Page:Barbey d’Aurevilly - Un prêtre marié, Lemerre, 1881, tome 2.djvu/292

Le texte de cette page a été corrigé et est conforme au fac-similé.

Ah ! si tu n’avais pas perdu la foi, malheureux homme, tu le verrais, et ta douleur serait moins amère ! Ô mon pauvre Jeanotin ! maintenant que tu l’as embrassé, ce corps qui fut tout pour toi, et que Dieu qui a fait l’âme aussi, et qui veut qu’on aime l’âme de son enfant, t’a ôté des bras et des lèvres, replace-la respectueusement dans cette tombe que tu as violée et qu’elle y dorme jusqu’au jour du jugement, dans la paix du Seigneur !

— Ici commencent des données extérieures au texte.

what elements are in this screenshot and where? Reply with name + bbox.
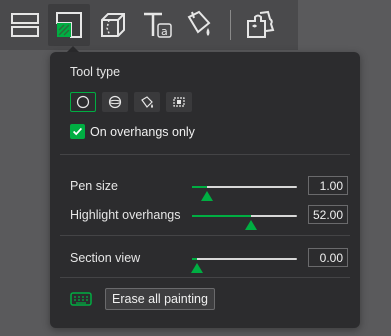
cut-cube-icon: [101, 13, 125, 37]
color-paint-button[interactable]: [180, 4, 222, 46]
top-toolbar: a: [0, 0, 298, 50]
cut-button[interactable]: [92, 4, 134, 46]
pen-size-input[interactable]: 1.00: [308, 176, 348, 195]
paint-bucket-icon: [187, 10, 211, 36]
text-tool-icon: a: [144, 12, 172, 38]
section-view-label: Section view: [70, 251, 141, 265]
circle-brush-icon: [76, 95, 90, 109]
pen-size-row: Pen size 1.00: [70, 176, 350, 201]
overhangs-only-checkbox[interactable]: [70, 124, 85, 139]
tool-type-title: Tool type: [70, 65, 121, 79]
checkmark-icon: [72, 127, 83, 136]
highlight-overhangs-row: Highlight overhangs 52.00: [70, 205, 350, 230]
toolbar-separator: [230, 10, 231, 40]
pen-size-fill: [192, 186, 207, 188]
support-paint-panel: Tool type On overhangs only Pen size 1.0…: [50, 52, 360, 328]
fill-bucket-icon: [141, 96, 153, 108]
circle-brush-button[interactable]: [70, 92, 96, 112]
erase-all-painting-button[interactable]: Erase all painting: [105, 288, 215, 310]
keyboard-icon[interactable]: [70, 292, 92, 306]
erase-row: Erase all painting: [70, 288, 215, 310]
text-button[interactable]: a: [136, 4, 178, 46]
highlight-overhangs-slider[interactable]: [192, 215, 297, 230]
section-view-row: Section view 0.00: [70, 248, 350, 273]
gap-fill-button[interactable]: [166, 92, 192, 112]
section-view-fill: [192, 258, 198, 260]
layers-split-button[interactable]: [4, 4, 46, 46]
layers-split-icon: [11, 13, 39, 37]
overhangs-only-label: On overhangs only: [90, 124, 195, 139]
overhangs-only-row[interactable]: On overhangs only: [70, 124, 195, 139]
sphere-brush-button[interactable]: [102, 92, 128, 112]
highlight-overhangs-thumb[interactable]: [244, 220, 257, 230]
divider: [60, 154, 350, 155]
pen-size-slider[interactable]: [192, 186, 297, 201]
divider: [60, 277, 350, 278]
corner-support-icon: [56, 12, 82, 38]
section-view-thumb[interactable]: [191, 263, 204, 273]
support-paint-button[interactable]: [48, 4, 90, 46]
pen-size-label: Pen size: [70, 179, 118, 193]
gap-fill-icon: [173, 97, 185, 107]
section-view-slider[interactable]: [191, 258, 297, 273]
highlight-overhangs-label: Highlight overhangs: [70, 208, 181, 222]
section-view-input[interactable]: 0.00: [308, 248, 348, 267]
highlight-overhangs-input[interactable]: 52.00: [308, 205, 348, 224]
highlight-overhangs-fill: [192, 215, 251, 217]
divider: [60, 235, 350, 236]
fill-bucket-button[interactable]: [134, 92, 160, 112]
assembly-icon: [247, 10, 275, 38]
assembly-button[interactable]: [239, 4, 281, 46]
svg-text:a: a: [161, 25, 168, 38]
tool-type-group: [70, 92, 192, 112]
sphere-brush-icon: [108, 95, 122, 109]
pen-size-thumb[interactable]: [200, 191, 213, 201]
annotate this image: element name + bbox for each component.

Mais jamais la flamme tombant au sein d’une poudrière ne fit explosion plus instantanée et plus violente que les paroles de la Malgaigne sur l’âme soulevée de Sombreval.

— Tais-toi, la Malgaigne, tête renversée ! lui cria-t-il, redevenu terrible. Ne me parle plus de ton Seigneur ! Sa paix ? qu’il me la mette au cœur, s’il le peut, ce monstre chimérique auquel tu crois, folle ! Ah ! je l’en défie ! Non, Calixte ne rentrera pas dans cette tombe d’où je l’ai tirée ! Non, je ne veux pas que la terre bénie de ton Dieu soit sur elle !

Et il se leva de toute sa hauteur, et ses deux bras se croisèrent par-dessus le suaire de sa fille qu’il étreignit contre lui, menaçant et farouche… Les tigresses croisent ainsi leurs griffes sur leurs petits, quand elles croient qu’on va les leur enlever.